The Season of the Drifter comes complete with “power surge” bounties that any player strong enough to complete some basic tasks can level use to level right up to 640, high enough to get going on everything that the season has to offer. This is a godsend for players like me that have been one step behind ever since missing a few weeks during the busy fall release season, and it feels like the first bone that Bungie has thrown to the medium-core player in a long time. No milestones, no waiting for weekly reset, just the opportunity to get running again after about 45 minutes or so of completing simple activities.
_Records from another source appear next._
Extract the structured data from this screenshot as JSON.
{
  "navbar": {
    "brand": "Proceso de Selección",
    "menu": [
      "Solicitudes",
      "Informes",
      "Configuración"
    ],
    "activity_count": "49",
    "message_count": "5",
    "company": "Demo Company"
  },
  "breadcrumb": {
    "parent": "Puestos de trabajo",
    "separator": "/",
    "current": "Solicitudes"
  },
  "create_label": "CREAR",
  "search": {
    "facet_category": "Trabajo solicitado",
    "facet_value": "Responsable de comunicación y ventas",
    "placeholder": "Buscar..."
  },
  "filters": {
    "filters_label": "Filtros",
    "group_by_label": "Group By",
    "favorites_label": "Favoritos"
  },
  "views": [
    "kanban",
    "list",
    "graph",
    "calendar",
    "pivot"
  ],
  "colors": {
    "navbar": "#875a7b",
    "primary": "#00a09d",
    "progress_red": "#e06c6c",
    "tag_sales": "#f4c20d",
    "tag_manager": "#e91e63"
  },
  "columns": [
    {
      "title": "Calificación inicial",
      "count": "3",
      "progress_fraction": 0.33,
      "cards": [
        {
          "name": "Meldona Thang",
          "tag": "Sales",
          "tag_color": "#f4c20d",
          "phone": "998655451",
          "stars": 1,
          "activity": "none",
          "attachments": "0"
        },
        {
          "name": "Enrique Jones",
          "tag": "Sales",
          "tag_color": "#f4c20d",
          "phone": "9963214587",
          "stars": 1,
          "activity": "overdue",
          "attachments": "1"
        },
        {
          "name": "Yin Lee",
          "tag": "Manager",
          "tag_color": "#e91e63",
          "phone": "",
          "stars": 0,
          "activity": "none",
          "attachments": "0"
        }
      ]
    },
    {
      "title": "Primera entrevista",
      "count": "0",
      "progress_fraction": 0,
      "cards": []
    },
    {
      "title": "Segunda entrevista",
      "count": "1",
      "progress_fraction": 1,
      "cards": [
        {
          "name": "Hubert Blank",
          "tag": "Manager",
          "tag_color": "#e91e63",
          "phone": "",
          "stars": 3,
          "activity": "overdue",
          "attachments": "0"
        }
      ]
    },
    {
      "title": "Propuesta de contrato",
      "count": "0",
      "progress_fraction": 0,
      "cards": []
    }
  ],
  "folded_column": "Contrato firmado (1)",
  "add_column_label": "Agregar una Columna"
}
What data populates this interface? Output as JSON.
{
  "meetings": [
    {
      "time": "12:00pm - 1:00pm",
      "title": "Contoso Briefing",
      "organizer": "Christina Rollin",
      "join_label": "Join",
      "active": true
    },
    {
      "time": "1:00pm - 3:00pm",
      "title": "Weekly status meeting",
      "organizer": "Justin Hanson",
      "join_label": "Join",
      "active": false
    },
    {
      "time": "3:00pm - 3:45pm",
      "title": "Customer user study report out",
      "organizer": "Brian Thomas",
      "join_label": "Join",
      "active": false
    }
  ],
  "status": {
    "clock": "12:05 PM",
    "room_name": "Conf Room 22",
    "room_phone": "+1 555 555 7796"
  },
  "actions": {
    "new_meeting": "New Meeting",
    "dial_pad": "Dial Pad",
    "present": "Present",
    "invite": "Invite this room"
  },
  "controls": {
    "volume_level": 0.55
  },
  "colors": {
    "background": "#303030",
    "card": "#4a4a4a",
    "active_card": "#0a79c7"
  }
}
This is in stark contrast to Black Armory, which started its run with a quest that essentially nobody could complete immediately, and for which players like me were so dramatically under levelled that it took weeks to actually get going on the thing, at which point I was far behind enough that I was out of the zeitgeist anyways. Bungie eventually took a few half-steps to get me up to speed, but none of them worked as well as I wanted. Those early days left a sour enough taste that it felt like I was just sprinting to behind the pack: when The Last Word quest dropped with a grindy, difficult Crucible quest, it felt like the game just wasn’t that interersted in me playing it. It was a feeling I could reciprocate.

I would hazard to guess that Black Armory was a disaster for Bungie and Destiny 2. It’s hard to tell, because it wasn’t the sort of disaster that hit the most vocal parts of the community very hard. Sure, hardcore players were annoyed that they couldn’t finish the first quest immediately, but many got there in a week or so. What we don’t know is how many players–and annual pass holders, no less–hit Black Armory and bounced right off, some of them for good. No game on the scale of Destiny 2 can survive solely on those players that log in every week to complete milestones, and losing the middle tier of players presents a serious problem.

Destiny 2 spent most of the last 12 months or so doing everything it could to make the game more appealing to hardcore players, and it’s largely done that. But along the way, it neither remembered to be appealing to other players nor provided enough actual onramp designed to get lapsed fans up to speed. These bounties suggest that the developer is aware of this problem, and might be a little more careful about this kind of thing in the future.